Immer wieder wird über Vorab-Veröffentlichungen des Wahlergebnisses diskutiert, zum Beispiel über Twitter. Wie sehen Sie das?
Das Bundeswahlgesetz sagt klar, dass die Vorab-Veröffentlichung von Ergebnissen unter Strafe steht, weil dies das Wahlverhalten beeinflussen könnte. Was Sie konkret ansprechen, sind Vorabveröffentlichungen von Ergebnissen der so genannten Exit-Polls. Die Wahlforschungsinstitute befragen direkt nach der Stimmabgabe die Bürger in ausgesuchten Wahllokalen, damit sie um 18 Uhr eine möglichst treffsichere Prognose haben. Wenn man das vorab veröffentlichen würde, stünde das unter Strafe. Aber den Instituten, die mit Exit-Polls arbeiten, ist das bewusst. Das, was wir beim letzten Mal auf Twitter hatten, waren Tweets mit angeblichen Ergebnissen. Aber am Ende waren das einfach Wichtigtuer, die wild über den Wahlausgang spekuliert hatten und damit Aufmerksamkeit erregen wollten.

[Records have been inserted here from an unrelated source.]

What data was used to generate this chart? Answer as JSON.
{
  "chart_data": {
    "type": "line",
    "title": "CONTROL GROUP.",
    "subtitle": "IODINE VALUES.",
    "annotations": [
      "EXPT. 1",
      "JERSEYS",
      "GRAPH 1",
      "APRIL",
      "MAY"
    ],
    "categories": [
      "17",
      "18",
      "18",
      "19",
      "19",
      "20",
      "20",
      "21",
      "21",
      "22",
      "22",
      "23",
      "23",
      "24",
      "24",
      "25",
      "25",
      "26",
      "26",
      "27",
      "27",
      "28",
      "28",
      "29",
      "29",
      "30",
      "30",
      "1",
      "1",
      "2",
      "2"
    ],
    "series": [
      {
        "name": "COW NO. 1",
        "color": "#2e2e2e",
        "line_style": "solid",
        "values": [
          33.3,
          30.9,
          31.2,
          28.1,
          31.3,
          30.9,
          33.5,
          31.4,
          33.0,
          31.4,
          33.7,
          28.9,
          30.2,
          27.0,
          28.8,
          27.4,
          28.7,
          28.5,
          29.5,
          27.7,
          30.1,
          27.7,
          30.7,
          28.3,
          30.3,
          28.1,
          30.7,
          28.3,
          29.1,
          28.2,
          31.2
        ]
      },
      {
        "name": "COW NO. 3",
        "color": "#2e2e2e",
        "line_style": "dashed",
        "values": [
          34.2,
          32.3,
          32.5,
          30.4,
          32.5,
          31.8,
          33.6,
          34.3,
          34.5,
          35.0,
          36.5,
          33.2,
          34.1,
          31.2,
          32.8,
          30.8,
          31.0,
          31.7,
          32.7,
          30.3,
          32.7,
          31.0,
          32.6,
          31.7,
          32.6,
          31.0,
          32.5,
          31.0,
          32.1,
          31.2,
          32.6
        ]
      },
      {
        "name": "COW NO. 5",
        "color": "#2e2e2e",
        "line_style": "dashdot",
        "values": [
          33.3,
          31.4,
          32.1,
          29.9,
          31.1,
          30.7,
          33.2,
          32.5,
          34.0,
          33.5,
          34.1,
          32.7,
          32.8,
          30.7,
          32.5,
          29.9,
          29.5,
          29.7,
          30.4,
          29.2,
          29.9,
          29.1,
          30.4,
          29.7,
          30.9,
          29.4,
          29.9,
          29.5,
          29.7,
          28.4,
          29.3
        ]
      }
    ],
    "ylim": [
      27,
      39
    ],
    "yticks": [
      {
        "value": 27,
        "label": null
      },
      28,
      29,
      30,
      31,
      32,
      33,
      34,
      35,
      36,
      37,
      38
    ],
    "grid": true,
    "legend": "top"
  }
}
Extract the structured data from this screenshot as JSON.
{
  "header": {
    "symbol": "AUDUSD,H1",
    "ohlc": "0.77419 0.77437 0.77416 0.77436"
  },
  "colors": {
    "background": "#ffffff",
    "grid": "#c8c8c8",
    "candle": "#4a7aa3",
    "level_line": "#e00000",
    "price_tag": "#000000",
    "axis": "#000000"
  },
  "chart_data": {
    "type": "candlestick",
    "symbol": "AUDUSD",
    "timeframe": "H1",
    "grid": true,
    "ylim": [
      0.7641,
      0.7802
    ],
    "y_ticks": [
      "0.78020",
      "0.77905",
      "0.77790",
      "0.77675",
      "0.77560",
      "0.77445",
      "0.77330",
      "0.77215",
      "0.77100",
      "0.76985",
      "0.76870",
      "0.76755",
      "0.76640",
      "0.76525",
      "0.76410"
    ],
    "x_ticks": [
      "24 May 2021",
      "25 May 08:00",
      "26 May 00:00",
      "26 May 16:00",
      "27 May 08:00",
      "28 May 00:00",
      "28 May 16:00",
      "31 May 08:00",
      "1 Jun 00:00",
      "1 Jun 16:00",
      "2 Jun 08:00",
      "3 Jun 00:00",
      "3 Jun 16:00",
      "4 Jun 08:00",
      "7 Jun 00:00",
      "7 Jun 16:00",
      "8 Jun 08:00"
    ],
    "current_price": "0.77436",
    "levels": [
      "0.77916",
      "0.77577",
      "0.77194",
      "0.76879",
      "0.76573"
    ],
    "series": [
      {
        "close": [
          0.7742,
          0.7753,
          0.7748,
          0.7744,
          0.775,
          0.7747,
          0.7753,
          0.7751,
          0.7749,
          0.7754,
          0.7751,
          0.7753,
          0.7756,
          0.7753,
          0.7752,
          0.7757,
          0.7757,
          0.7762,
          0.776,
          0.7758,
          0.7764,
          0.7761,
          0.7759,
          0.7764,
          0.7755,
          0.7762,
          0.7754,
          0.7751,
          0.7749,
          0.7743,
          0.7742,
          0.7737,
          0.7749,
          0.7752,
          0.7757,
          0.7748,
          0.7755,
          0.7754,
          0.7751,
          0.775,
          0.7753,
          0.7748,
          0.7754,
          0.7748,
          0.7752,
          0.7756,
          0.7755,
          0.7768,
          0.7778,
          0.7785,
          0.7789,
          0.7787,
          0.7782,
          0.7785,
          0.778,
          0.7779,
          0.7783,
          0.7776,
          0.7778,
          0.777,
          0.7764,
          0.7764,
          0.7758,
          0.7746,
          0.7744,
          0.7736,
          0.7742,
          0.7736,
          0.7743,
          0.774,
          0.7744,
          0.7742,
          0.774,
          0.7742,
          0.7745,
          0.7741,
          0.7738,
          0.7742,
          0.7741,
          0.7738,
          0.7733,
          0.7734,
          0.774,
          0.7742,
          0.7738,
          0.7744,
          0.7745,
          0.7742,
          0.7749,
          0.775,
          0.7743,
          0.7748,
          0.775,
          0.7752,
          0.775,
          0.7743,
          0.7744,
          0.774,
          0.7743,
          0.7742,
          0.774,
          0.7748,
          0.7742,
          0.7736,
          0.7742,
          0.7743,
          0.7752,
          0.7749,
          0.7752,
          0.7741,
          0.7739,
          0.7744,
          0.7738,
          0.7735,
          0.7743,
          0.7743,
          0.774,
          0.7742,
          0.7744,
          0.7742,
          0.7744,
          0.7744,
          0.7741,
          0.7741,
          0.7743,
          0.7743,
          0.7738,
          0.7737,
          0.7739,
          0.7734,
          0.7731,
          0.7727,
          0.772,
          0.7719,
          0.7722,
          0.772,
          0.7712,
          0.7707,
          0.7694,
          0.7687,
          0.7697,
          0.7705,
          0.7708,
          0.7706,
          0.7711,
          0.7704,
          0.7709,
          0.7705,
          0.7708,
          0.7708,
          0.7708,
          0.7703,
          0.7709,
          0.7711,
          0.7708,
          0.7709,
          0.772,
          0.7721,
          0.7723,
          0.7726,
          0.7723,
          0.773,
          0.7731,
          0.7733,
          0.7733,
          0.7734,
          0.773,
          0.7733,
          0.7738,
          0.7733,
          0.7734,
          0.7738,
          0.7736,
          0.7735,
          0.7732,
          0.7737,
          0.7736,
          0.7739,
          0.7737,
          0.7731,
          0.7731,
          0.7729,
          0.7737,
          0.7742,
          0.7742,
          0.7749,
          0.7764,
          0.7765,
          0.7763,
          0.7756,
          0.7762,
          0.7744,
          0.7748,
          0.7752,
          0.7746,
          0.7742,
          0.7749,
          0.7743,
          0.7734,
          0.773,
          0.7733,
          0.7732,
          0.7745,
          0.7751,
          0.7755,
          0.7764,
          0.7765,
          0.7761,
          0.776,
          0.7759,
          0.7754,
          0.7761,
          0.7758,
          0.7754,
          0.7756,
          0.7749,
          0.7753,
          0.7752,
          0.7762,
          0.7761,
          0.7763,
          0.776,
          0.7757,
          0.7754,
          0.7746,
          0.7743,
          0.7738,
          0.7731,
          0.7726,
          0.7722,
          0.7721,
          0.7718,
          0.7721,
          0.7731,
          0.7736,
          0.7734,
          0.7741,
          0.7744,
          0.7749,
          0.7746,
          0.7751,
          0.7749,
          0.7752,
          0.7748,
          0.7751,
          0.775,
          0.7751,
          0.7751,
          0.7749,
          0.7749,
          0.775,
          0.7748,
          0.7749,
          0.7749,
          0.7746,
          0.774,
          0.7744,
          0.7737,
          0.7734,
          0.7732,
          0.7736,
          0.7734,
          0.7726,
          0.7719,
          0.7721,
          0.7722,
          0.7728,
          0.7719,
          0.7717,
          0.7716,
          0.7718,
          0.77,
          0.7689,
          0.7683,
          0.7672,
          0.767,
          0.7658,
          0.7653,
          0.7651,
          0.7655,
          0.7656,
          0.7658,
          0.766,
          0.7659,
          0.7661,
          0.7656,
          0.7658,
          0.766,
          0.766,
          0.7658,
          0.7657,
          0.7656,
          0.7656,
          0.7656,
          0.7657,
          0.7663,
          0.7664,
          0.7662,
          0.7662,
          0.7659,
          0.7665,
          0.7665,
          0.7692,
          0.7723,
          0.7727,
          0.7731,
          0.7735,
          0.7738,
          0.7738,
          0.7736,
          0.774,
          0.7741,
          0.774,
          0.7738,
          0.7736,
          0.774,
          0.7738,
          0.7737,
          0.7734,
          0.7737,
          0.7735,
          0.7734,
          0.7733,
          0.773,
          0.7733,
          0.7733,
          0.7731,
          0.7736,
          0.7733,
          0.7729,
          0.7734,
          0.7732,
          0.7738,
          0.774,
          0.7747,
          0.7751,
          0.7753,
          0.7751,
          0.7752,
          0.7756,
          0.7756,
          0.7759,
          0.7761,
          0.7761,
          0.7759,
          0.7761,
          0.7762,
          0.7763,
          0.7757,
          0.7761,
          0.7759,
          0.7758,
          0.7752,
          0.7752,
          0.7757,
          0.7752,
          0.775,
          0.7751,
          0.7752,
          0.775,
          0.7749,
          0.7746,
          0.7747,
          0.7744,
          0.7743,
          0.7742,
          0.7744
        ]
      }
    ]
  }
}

Wo und wann wählen Sie selber?
Ich sitze am Wahlsonntag im Reichstag und versuche, die Wahl schnell, elegant und ohne Störungen durchzuführen. Deswegen kann ich nicht in meiner Heimatgemeinde zur Wahl gehen. Deshalb mache ich das, was ich vorhin als zweitbeste Lösung bezeichnet habe, nämlich Briefwahl.
Interview: Robert Domes
Roderich Egeler ist seit August 2008 Präsident des Statistischen Bundesamtes und als solcher mit dem Amt des Bundeswahlleiters betraut. Er ist für die Durchführung von Bundestags- und Europawahlen verantwortlich. Egeler, Jahrgang 1950, ist Volkswirt. Er war bis 1992 im Bundesamt für Zivilschutz, danach Referent im Haushaltsreferat des Bundesinnenministeriums. Anschließend leitete er das Beschaffungsamt des BMI.